Certainly, no such comparable monumental piece of legislation is expected to be considered in this lame duck session, but Congress still is faced with some important work.
First of all, Congress must move quickly to prevent a partial government shutdown, because they failed to pass seven of the 12 individual appropriations bills, which were due on September 30. Republicans had roundly criticized Democrats when the Democrats controlled the House for not completing their appropriations work in a more timely matter, yet under the leadership of Speaker Paul Ryan (58 percent on the Freedom Index of The New American, which scores members of Congress on their fidelity to the Constitution), they also failed to produce a budget on time.
One important spending bill that Congress failed to move on was President Trump’s proposed border wall. The House funding of the Department of Homeland Security included $5 billion for the wall, but the Senate version chipped in only $1.6 billion. These two figures must be reconciled, and after losing control of the House, if the Republicans do not do it now, the Democrats will balk at doing so in January. If anything, the Democrats will insist on no money at all for the wall, partly because they are philosophically opposed to it, and partly to deny Trump a victory on his best-known promise of the 2016 presidential campaign.
Another funding question may involve Trump’s vow to cut off aid to Central American countries who did not stop the caravan of migrants heading north to the United States. Unfortunately, what will not be discussed is why the United States should be giving any aid to any foreign country, and where such an expenditure is authorized in the Constitution.
Now that Senator Jeff Flake (R-Ariz.) is due to leave Congress in January, Trump will be rid of one of his biggest Republican critics. But Flake has said that he would like to push through a provision in the appropriations bills to give Special Counsel Robert Mueller “protection” from being fired by Trump. The Republican leadership does not appear inclined to allow Flake’s amendment to be included in any spending bill, however.
Some sparks might fly over the huge agriculture spending bill. While most Americans think farm bills are about agriculture, the truth is that the biggest part of “farm” bills is the food stamp program. The House passed legislation imposing new work requirements on the program earlier this year, and tightened overall eligibility rules, but the Senate has balked. While most Republicans in the Senate favored the House version, Democrats threatened a filibuster to stop it, and Senate Majority Leader Mitch McConnell has, so far, been unable to muster the 60 votes needed to stop a Democrat filibuster.
Several votes on executive and judicial nominations are expected in the lame duck session. When asked what he expected to highlight the session, Senate Majority Whip John Cornyn (R-Texas) quipped, “Nominations, more nominations.”
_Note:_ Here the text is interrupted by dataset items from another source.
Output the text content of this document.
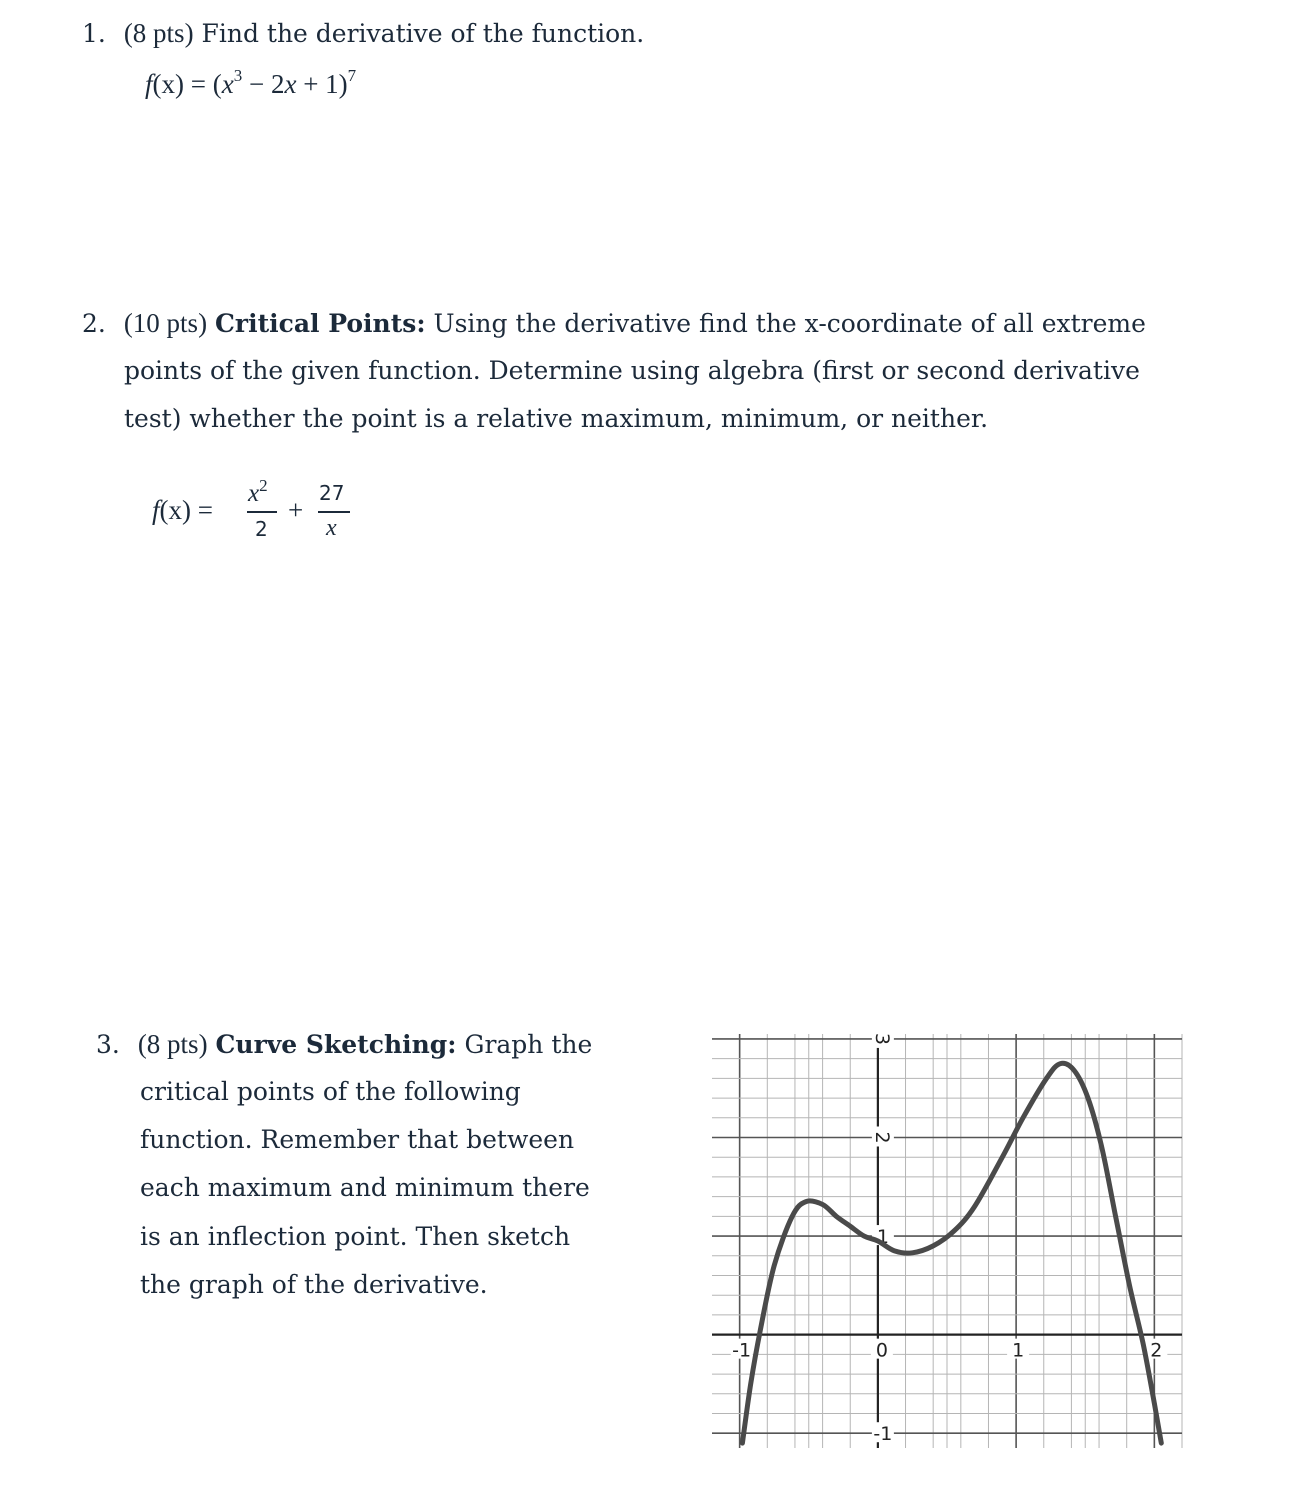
1. (8 pts) Find the derivative of the function.
$f(x) = (x^3 - 2x + 1)^7$
2. (10 pts) Critical Points: Using the derivative find the x-coordinate of all extreme
points of the given function. Determine using algebra (first or second derivative
test) whether the point is a relative maximum, minimum, or neither.
f(x) =
$x^2$
2
+
27
x
3. (8 pts) Curve Sketching: Graph the
critical points of the following
function. Remember that between
each maximum and minimum there
is an inflection point. Then sketch
the graph of the derivative.
-1	0	1	2
3
2
1
-1
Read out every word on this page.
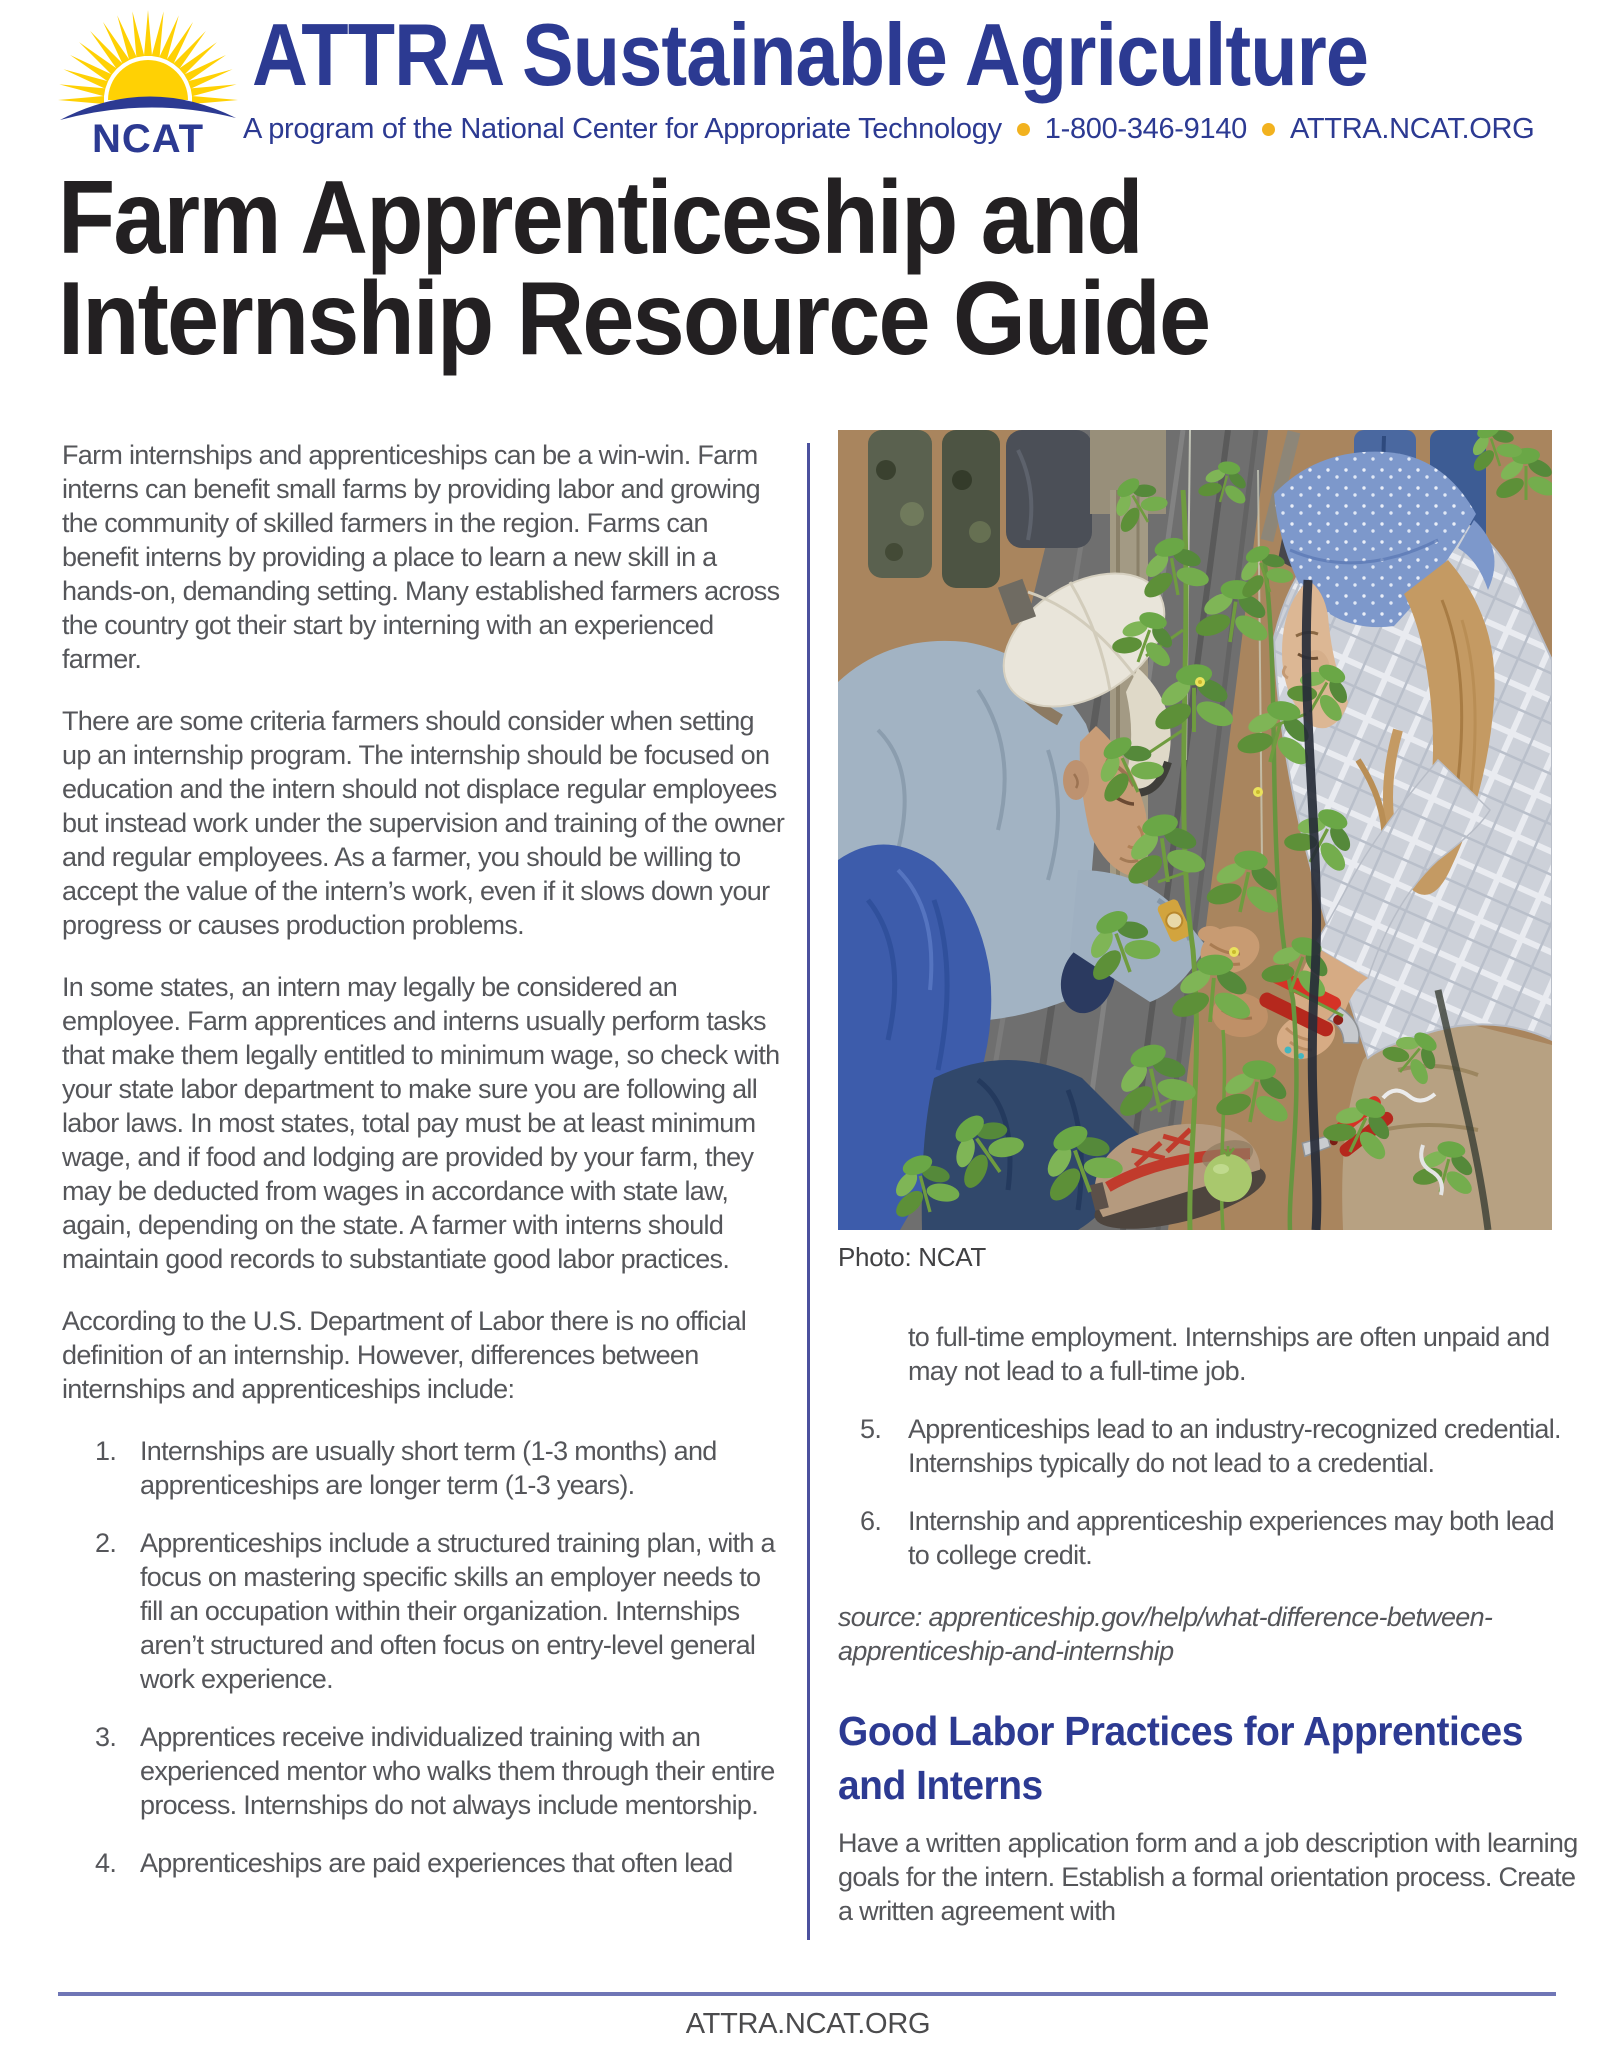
NCAT
ATTRA Sustainable Agriculture
A program of the National Center for Appropriate Technology 1-800-346-9140 ATTRA.NCAT.ORG
Farm Apprenticeship and
Internship Resource Guide

Farm internships and apprenticeships can be a win-win. Farm interns can benefit small farms by providing labor and growing the community of skilled farmers in the region. Farms can benefit interns by providing a place to learn a new skill in a hands-on, demanding setting. Many established farmers across the country got their start by interning with an experienced farmer.

There are some criteria farmers should consider when setting up an internship program. The internship should be focused on education and the intern should not displace regular employees but instead work under the supervision and training of the owner and regular employees. As a farmer, you should be willing to accept the value of the intern’s work, even if it slows down your progress or causes production problems.

In some states, an intern may legally be considered an employee. Farm apprentices and interns usually perform tasks that make them legally entitled to minimum wage, so check with your state labor department to make sure you are following all labor laws. In most states, total pay must be at least minimum wage, and if food and lodging are provided by your farm, they may be deducted from wages in accordance with state law, again, depending on the state. A farmer with interns should maintain good records to substantiate good labor practices.

According to the U.S. Department of Labor there is no official definition of an internship. However, differences between internships and apprenticeships include:

1. Internships are usually short term (1-3 months) and apprenticeships are longer term (1-3 years).
2. Apprenticeships include a structured training plan, with a focus on mastering specific skills an employer needs to fill an occupation within their organization. Internships aren’t structured and often focus on entry-level general work experience.
3. Apprentices receive individualized training with an experienced mentor who walks them through their entire process. Internships do not always include mentorship.
4. Apprenticeships are paid experiences that often lead
Photo: NCAT

to full-time employment. Internships are often unpaid and may not lead to a full-time job.

5. Apprenticeships lead to an industry-recognized credential. Internships typically do not lead to a credential.
6. Internship and apprenticeship experiences may both lead to college credit.

source: apprenticeship.gov/help/what-difference-between-apprenticeship-and-internship

Good Labor Practices for Apprentices and Interns

Have a written application form and a job description with learning goals for the intern. Establish a formal orientation process. Create a written agreement with

ATTRA.NCAT.ORG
Dozens of judicial nominations are still waiting for a Senate floor vote, and Senator Orrin Hatch (R-Utah) has told nominees, “We’re going to do everything we can to get you through before the end of this year.”
Not enough time exists in the lame duck session to hold hearings and vote on a replacement for Attorney General Jeff Sessions, fired by Trump the day after the November election. Hearings for a new attorney general are expected to be quite contentious.
All in all, the lame duck session has plenty on its plate.